Vladimir Guerrero Jr. is starting to live up to the hype. It needed Toronto baseball fans to be patient. For a struggling Toronto Blue Jays team that is below .500, patience seems like a daunting task.
But the most recent road trip for the Toronto Blue Jays showcased the hitting potential and natural talents of Vladimir Guerrero Jr. The last eight games have seen Guerrero Jr. hitting .350/.435/.950 with four home runs, five runs scored, and nine RBI, earning the young prospect American League Player of the Week honours. It was a slow start, but the constant improvement is giving young Vlad a ton of confidence.
“I feel very happy that I can keep improving and help the team win,” Guerrero said through team translator Hector Lebron. “I feel very good right now. I’ve been working very hard at the cage with hitting coach Guillermo Martinez.”
Vladimir Guerrero Jr. Experienced Slow Start in Major League Debut
The expectations surrounding Vladimir Guerrero Jr. were undeniable. He was labeled as the next big “five-tool player.” Vladimir was the son of former Hall of Famer Vladimir Guerrero, considered one of the greatest power hitters in all of baseball.
During his four years in the minors, Vladimir Guerrero Jr. did not disappoint. He completed his minor league career hitting .331/.413/.531 with 44 home runs and 209 RBI. When he got called up to the big leagues for the Blue Jays, Guerrero Jr.’s first big league hit came in his MLB debut. It set up the eventual Brandon Drury walk-off home run to defeat the Oakland Athletics.
But Vladdy Jr. experienced a decline in hitting production.

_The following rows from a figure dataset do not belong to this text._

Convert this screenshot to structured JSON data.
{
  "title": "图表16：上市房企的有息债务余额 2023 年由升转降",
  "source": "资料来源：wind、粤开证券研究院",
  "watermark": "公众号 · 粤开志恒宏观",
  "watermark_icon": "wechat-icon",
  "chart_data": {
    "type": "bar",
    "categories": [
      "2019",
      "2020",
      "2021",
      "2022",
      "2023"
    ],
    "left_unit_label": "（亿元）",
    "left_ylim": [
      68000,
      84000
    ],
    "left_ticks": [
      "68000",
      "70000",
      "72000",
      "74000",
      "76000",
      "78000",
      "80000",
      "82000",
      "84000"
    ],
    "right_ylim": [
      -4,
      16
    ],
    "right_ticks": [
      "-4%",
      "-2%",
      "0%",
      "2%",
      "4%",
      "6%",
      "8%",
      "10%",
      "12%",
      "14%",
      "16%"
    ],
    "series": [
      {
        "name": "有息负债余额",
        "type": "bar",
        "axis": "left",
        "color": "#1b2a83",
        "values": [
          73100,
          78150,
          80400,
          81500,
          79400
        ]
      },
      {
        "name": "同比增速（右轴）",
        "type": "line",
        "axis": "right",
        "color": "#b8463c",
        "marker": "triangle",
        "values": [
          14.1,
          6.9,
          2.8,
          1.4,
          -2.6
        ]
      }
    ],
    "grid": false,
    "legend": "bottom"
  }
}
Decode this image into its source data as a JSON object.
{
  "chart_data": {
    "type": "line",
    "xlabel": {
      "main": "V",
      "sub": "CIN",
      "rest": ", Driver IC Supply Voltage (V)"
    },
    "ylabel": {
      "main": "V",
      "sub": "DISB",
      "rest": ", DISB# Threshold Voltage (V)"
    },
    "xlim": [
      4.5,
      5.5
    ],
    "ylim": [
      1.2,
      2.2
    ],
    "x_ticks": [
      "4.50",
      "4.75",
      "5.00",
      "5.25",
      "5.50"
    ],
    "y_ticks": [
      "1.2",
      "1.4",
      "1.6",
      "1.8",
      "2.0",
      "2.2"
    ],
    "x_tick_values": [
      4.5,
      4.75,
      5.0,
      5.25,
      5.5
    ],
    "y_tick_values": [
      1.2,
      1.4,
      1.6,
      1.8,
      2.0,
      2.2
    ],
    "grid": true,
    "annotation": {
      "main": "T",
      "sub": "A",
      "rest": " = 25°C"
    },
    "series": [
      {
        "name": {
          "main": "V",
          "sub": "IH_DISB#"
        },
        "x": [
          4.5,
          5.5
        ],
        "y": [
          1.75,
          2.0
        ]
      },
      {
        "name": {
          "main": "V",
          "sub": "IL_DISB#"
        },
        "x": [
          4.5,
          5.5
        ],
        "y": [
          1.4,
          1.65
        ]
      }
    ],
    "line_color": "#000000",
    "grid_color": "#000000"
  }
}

Pitchers have put great time and energy in studying the young prospect, learning his swinging tendencies and least favorite pitches. Through 41 at-bats, Guerrero Jr. was only hitting .146, with zero home runs and one RBI during that stretch.
As the young third baseman was struggling at the plate, there was one silver lining in his at-bats. It was his ability to hit the ball with high exit velocity. Taking on the San Francisco Giants on the road, Guerrero Jr. hit a foul ball 120 mph. According to MLB.com, Vladimir Guerrero Jr. has the second-highest exit velocity for a ball in play (118.9 mph), behind none other than Giancarlo Stanton of the New York Yankees (120.6 mph). Currently, the young prospect’s average exit velocity is 91.0 mph, which is higher than the MLB average 87.4.
Providing Optimism for Struggling Toronto Blue Jays
It was only going to be a matter of time before the powerful contact would turn into consistent hitting for Vladimir Guerrero Jr. On the road against the San Francisco Giants, Guerrero Jr. got his first two home runs, en route to a Blue Jays 7-3 win. He became the youngest in Blue Jays history to record a homer, which was measured at 111.3 mph and 438 feet. It was something that Vladito knew would happen sooner rather than later.
“He just said like he always told me, ‘Don’t look for home runs. They’re going to come,“’ Guerrero said. “I’m going to give both balls and the bat to my dad. I’m going to keep using everything that I used today except the bat that I really want to give to my dad.”
In the four-game series against the Chicago White Sox, Guerrero tallied two more home runs, including the game-winner as the Blue Jays won 5-2 last Sunday. The pitch he hit way out of Guaranteed Rate Field Sunday afternoon was an estimated 395 feet and exited at 101 miles per hour. While Vlad’s ability to hit the long ball is impressive, it is the youngster’s improvement to get on base more than striking out that is pleasing Blue Jays manager Charlie Montoyo. Slow starts happen for every baseball player; just ask Mike Trout, who started with a .163 batting average through his first 43 at-bats. But with time and experience, expect the Blue Jays prodigy Vladimir Guerrero Jr. to be one of the pillars of baseball.
“You are hoping the guy in front gets on (base) because he’s got a chance to do something every time he goes to the plate,” Montoyo said.